Озирский в упор смотрел на меня огромными зелёными глазами. Он смахнул пальцами слёзы. Мать уже рыдала в голос, закрыв лицо руками. Меня же горло отвлекало от всего. Хотелось пойти в спальню и прилечь. Но я не мог, не хотел оставлять их одних.
– Нет, Андрюшенька. Мы вот ждём с Русиком.
– Есть у нас в Питере Каменноостровский проспект. Раньше он назывался Кировским. Там начали по весне балконы падать – на головы людям. Никогда такого прежде не было.
Озирский вдруг улыбнулся – слезливо, как пьяный. Он будто бы до сих пор ничего не понимал. Мать пыталась оттереть размазавшуюся помаду. Волосы её мокрыми сосульками повисли над тарелкой. Я вилкой ткнул себя в ладонь посильнее, потому что ничего не соображал.
Андрей полез за сигаретами. Я хотел попросить, но при матери не решился.
– Не сосулька? Неужели балкон, Андрюша?
Мать выдохнула дым, похлопала своими тяжёлыми веками. Какая же она красивая, даже сейчас! И почему мне никак такую девчонку не найти?…
Я увидел, что Андрей весь дрожит. Меня тоже познабливало. Может, мы оба чем-то заболели?

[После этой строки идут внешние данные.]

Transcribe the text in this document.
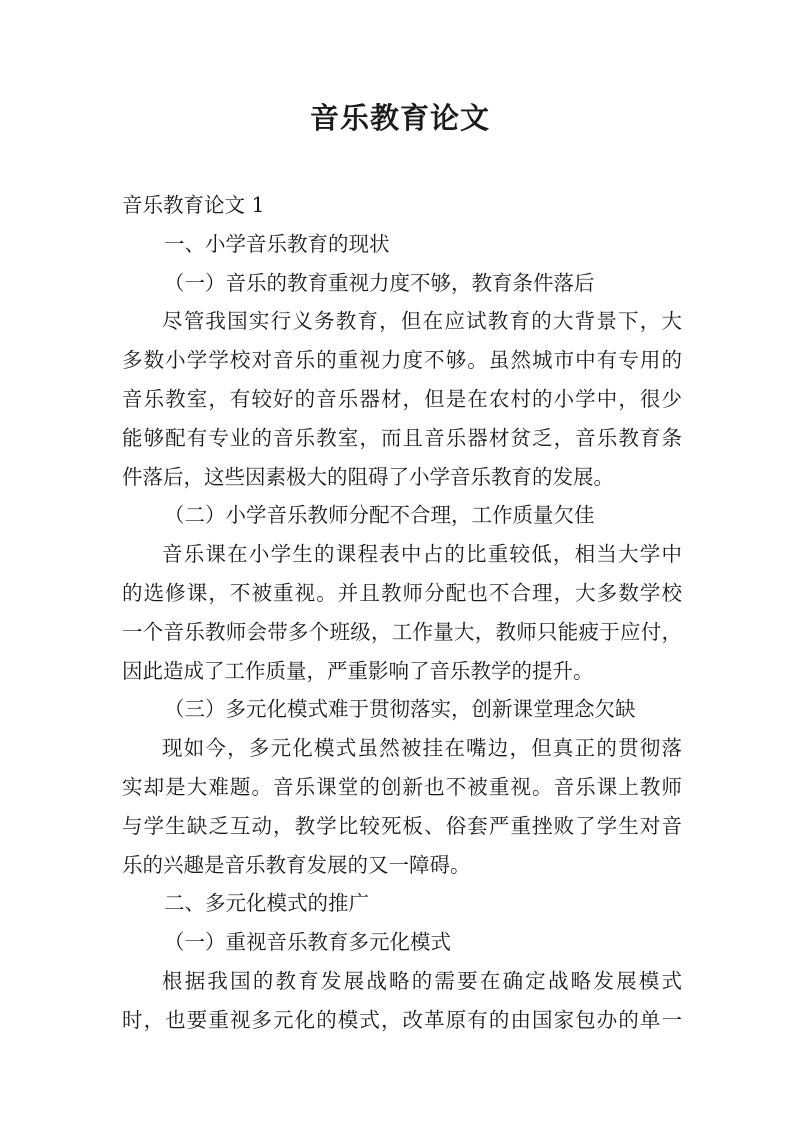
音乐教育论文
音乐教育论文 1
一、小学音乐教育的现状
（一）音乐的教育重视力度不够，教育条件落后
尽管我国实行义务教育，但在应试教育的大背景下，大
多数小学学校对音乐的重视力度不够。虽然城市中有专用的
音乐教室，有较好的音乐器材，但是在农村的小学中，很少
能够配有专业的音乐教室，而且音乐器材贫乏，音乐教育条
件落后，这些因素极大的阻碍了小学音乐教育的发展。
（二）小学音乐教师分配不合理，工作质量欠佳
音乐课在小学生的课程表中占的比重较低，相当大学中
的选修课，不被重视。并且教师分配也不合理，大多数学校
一个音乐教师会带多个班级，工作量大，教师只能疲于应付，
因此造成了工作质量，严重影响了音乐教学的提升。
（三）多元化模式难于贯彻落实，创新课堂理念欠缺
现如今，多元化模式虽然被挂在嘴边，但真正的贯彻落
实却是大难题。音乐课堂的创新也不被重视。音乐课上教师
与学生缺乏互动，教学比较死板、俗套严重挫败了学生对音
乐的兴趣是音乐教育发展的又一障碍。
二、多元化模式的推广
（一）重视音乐教育多元化模式
根据我国的教育发展战略的需要在确定战略发展模式
时，也要重视多元化的模式，改革原有的由国家包办的单一
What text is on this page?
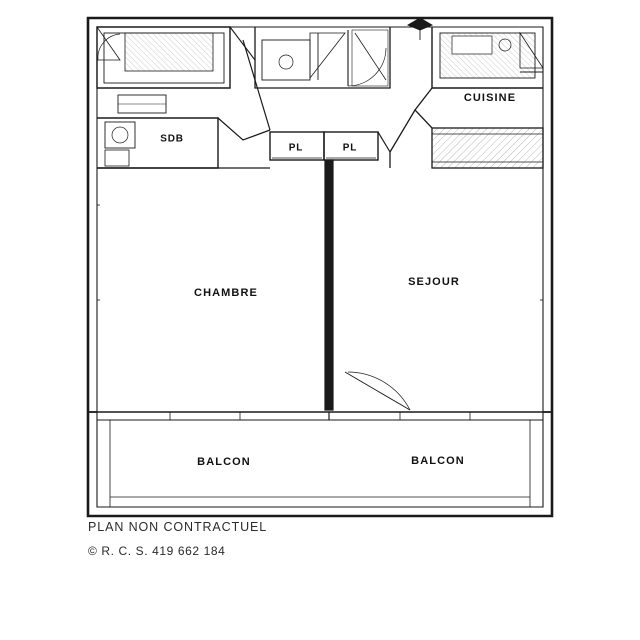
SDB
CUISINE
PL	PL
CHAMBRE
SEJOUR
BALCON	BALCON

PLAN NON CONTRACTUEL

© R. C. S. 419 662 184
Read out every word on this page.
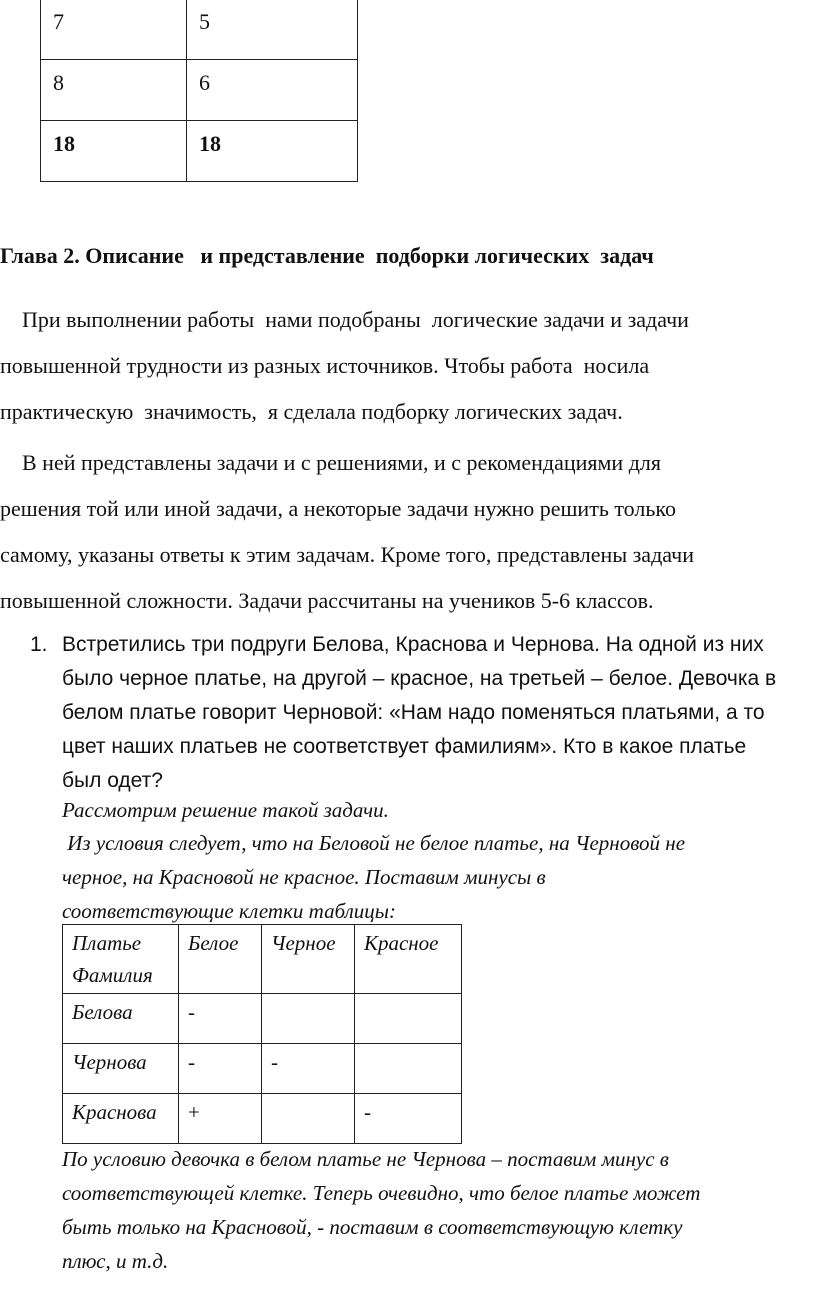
7	5
8	6
18	18
Глава 2. Описание   и представление  подборки логических  задач

При выполнении работы  нами подобраны  логические задачи и задачи
повышенной трудности из разных источников. Чтобы работа  носила
практическую  значимость,  я сделала подборку логических задач.

В ней представлены задачи и с решениями, и с рекомендациями для
решения той или иной задачи, а некоторые задачи нужно решить только
самому, указаны ответы к этим задачам. Кроме того, представлены задачи
повышенной сложности. Задачи рассчитаны на учеников 5-6 классов.

1. Встретились три подруги Белова, Краснова и Чернова. На одной из них
было черное платье, на другой – красное, на третьей – белое. Девочка в
белом платье говорит Черновой: «Нам надо поменяться платьями, а то
цвет наших платьев не соответствует фамилиям». Кто в какое платье
был одет?

Рассмотрим решение такой задачи.

Из условия следует, что на Беловой не белое платье, на Черновой не
черное, на Красновой не красное. Поставим минусы в
соответствующие клетки таблицы:

Платье
Фамилия	Белое	Черное	Красное
Белова	-		
Чернова	-	-	
Краснова	+		-

По условию девочка в белом платье не Чернова – поставим минус в
соответствующей клетке. Теперь очевидно, что белое платье может
быть только на Красновой, - поставим в соответствующую клетку
плюс, и т.д.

– Мэр* довёл город до полной разрухи. Питер снегом занесён, почти как в блокаду. Лёд в полметра толщиной. Ни разу его не скалывали – даже в центре. И песком не посыпают. Сугробы намело в человеческий рост. Про сосульки уже не говорю. Само собой, что люди от них гибнут. У нас ведь климат влажный, всё время ветер с моря. И такие бороды намерзают! Так теперь балконы стали рушиться. Особенно в центре, в старом фонде.
– А у вас тоже выборы будут в этом году? – спросила мать, всхлипнув.
– Выберут того же самого, куда денутся!
Озирский скрипнул зубами, дёрнул кадыком. Он у Андрея торчит, как камень. Оттого и голос низкий.
– Презентации, вояжи, скачки-рауты, дискуссии, политическая трескотня… И нуль дела, полный нуль! Не Северная столица у нас, а форменный хлев. Дороги, как после бомбёжки. Ухабы, рытвины, и всё это подо льдом. И сплошные заносы, которые никто не расчищает. У меня в агентстве так парень погиб. На захвате уцелел, а когда ехал домой, на автобусную остановку налетел трейлер. Его занесло на проезжей части. Трейлер, вдумайтесь! А что говорить о легковушках? Я ведь Павлика специально отправил на автобусе, чтобы он за руль после бессонной ночи не садился. Предлагал отоспаться в офисе, так ему срочно домой потребовалось. Свободных машин не оказалось. И ехать-то недалеко – на Торжковскую улицу. Он в том доме жил, где почта. И вот – результат. Мало мне двух погибших, мало Ронина. Теперь ещё и Франсуаза! И после каждого случая на меня – косые взгляды, проверочки под благовидными предлогами. Ведь дыма без огня не бывает. Отсидел в СИЗО три недели. А вдруг криминал имеется?